It seems that many here are missing the point of the sunnah way of marriage......


In any case, with regards to asking a potential spouse to be tested for STIs - this is fine....but I just want to understand this further:

- If you are chosing to marry the potential suitor based on their perceived piety and taqwa.....then how do STIs feature in this equation? (is he/ she a promiscious......yet pious person? .....Interesting!^o))
And if the person in question is a reformed and steadfast muslim after a colourful past.......then, turn to Allah in Istikaarah - and make a decision thereafter.



- And yes, I am aware that it is not possible to determine your potential spouses past sexual behaviour from an initial meeting.

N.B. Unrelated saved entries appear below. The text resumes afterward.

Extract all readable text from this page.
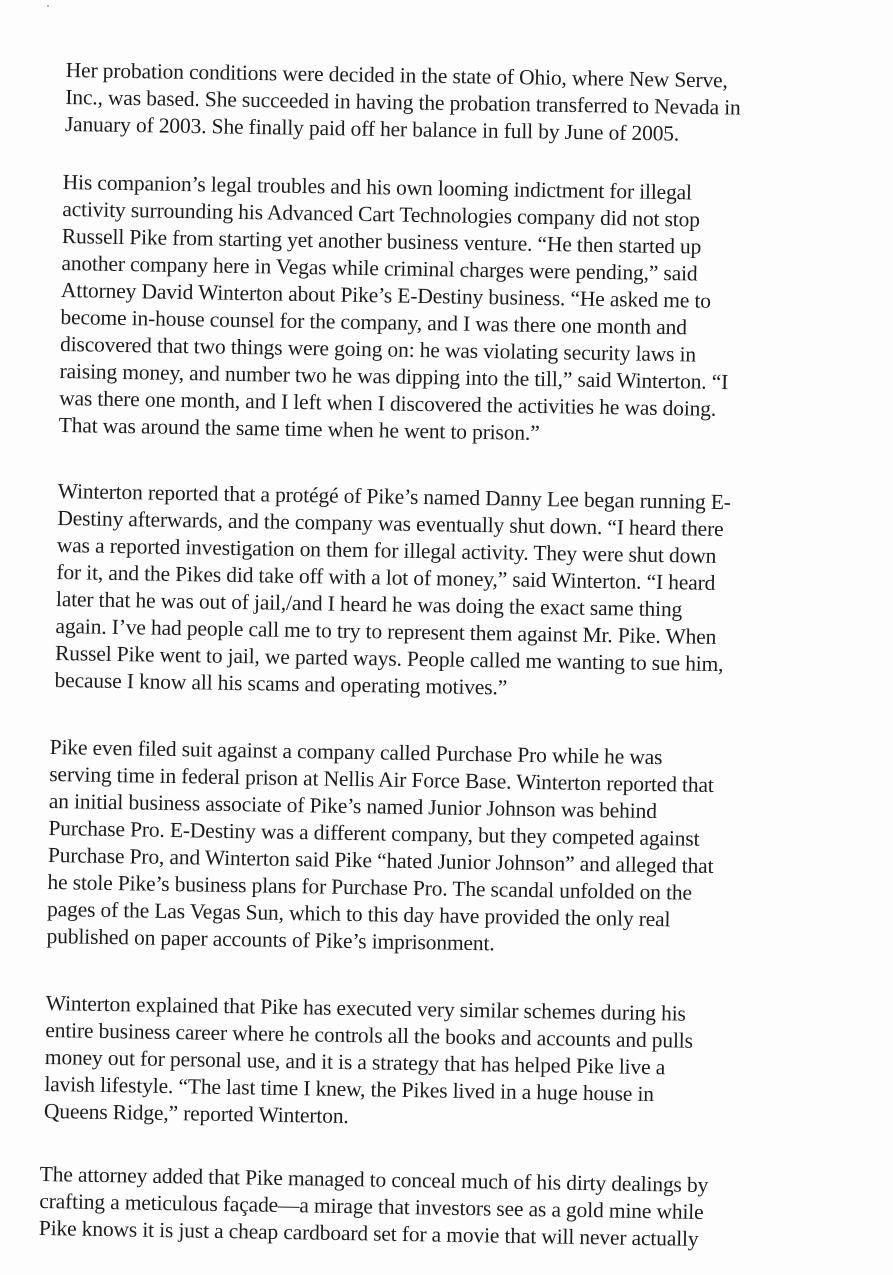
Her probation conditions were decided in the state of Ohio, where New Serve,
Inc., was based. She succeeded in having the probation transferred to Nevada in
January of 2003. She finally paid off her balance in full by June of 2005.
His companion’s legal troubles and his own looming indictment for illegal
activity surrounding his Advanced Cart Technologies company did not stop
Russell Pike from starting yet another business venture. “He then started up
another company here in Vegas while criminal charges were pending,” said
Attorney David Winterton about Pike’s E-Destiny business. “He asked me to
become in-house counsel for the company, and I was there one month and
discovered that two things were going on: he was violating security laws in
raising money, and number two he was dipping into the till,” said Winterton. “I
was there one month, and I left when I discovered the activities he was doing.
That was around the same time when he went to prison.”
Winterton reported that a protégé of Pike’s named Danny Lee began running E-
Destiny afterwards, and the company was eventually shut down. “I heard there
was a reported investigation on them for illegal activity. They were shut down
for it, and the Pikes did take off with a lot of money,” said Winterton. “I heard
later that he was out of jail,/and I heard he was doing the exact same thing
again. I’ve had people call me to try to represent them against Mr. Pike. When
Russel Pike went to jail, we parted ways. People called me wanting to sue him,
because I know all his scams and operating motives.”
Pike even filed suit against a company called Purchase Pro while he was
serving time in federal prison at Nellis Air Force Base. Winterton reported that
an initial business associate of Pike’s named Junior Johnson was behind
Purchase Pro. E-Destiny was a different company, but they competed against
Purchase Pro, and Winterton said Pike “hated Junior Johnson” and alleged that
he stole Pike’s business plans for Purchase Pro. The scandal unfolded on the
pages of the Las Vegas Sun, which to this day have provided the only real
published on paper accounts of Pike’s imprisonment.
Winterton explained that Pike has executed very similar schemes during his
entire business career where he controls all the books and accounts and pulls
money out for personal use, and it is a strategy that has helped Pike live a
lavish lifestyle. “The last time I knew, the Pikes lived in a huge house in
Queens Ridge,” reported Winterton.
The attorney added that Pike managed to conceal much of his dirty dealings by
crafting a meticulous façade—a mirage that investors see as a gold mine while
Pike knows it is just a cheap cardboard set for a movie that will never actually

Which is why it is useful to have close family members/ friends who are interested in YOUR interests to be doing background checks on the person in question.
And still......you may never know the entire truth......
But does it matter, if you have read Istikharaah Salaah, and have chosen to be guided by Allah (subhanawata'ala) - the Knower of all that is in the past and the future?

Also, please realise that not all STIs can be tested for.
We can test for HIV, syphillus and hepatitis (which by the way - these viruses can have a 'window period' in the initial few weeks after infection - when the test will produce a falsely negative result.)

And, if these are negative - it does not exclude other STIs, e.g gonorrhoea, herpes (that are not tested for), to name a few.


At the end of the day - its only reliance on Allah (subhanawata'ala) that is going to give you the BEST answer to the question: Should I marry, or should I not marry so-and-so......

Not weeks and months of 'getting to know someone'.
Not laboratory tests.
Not the persons smile, or his/ her fancy words.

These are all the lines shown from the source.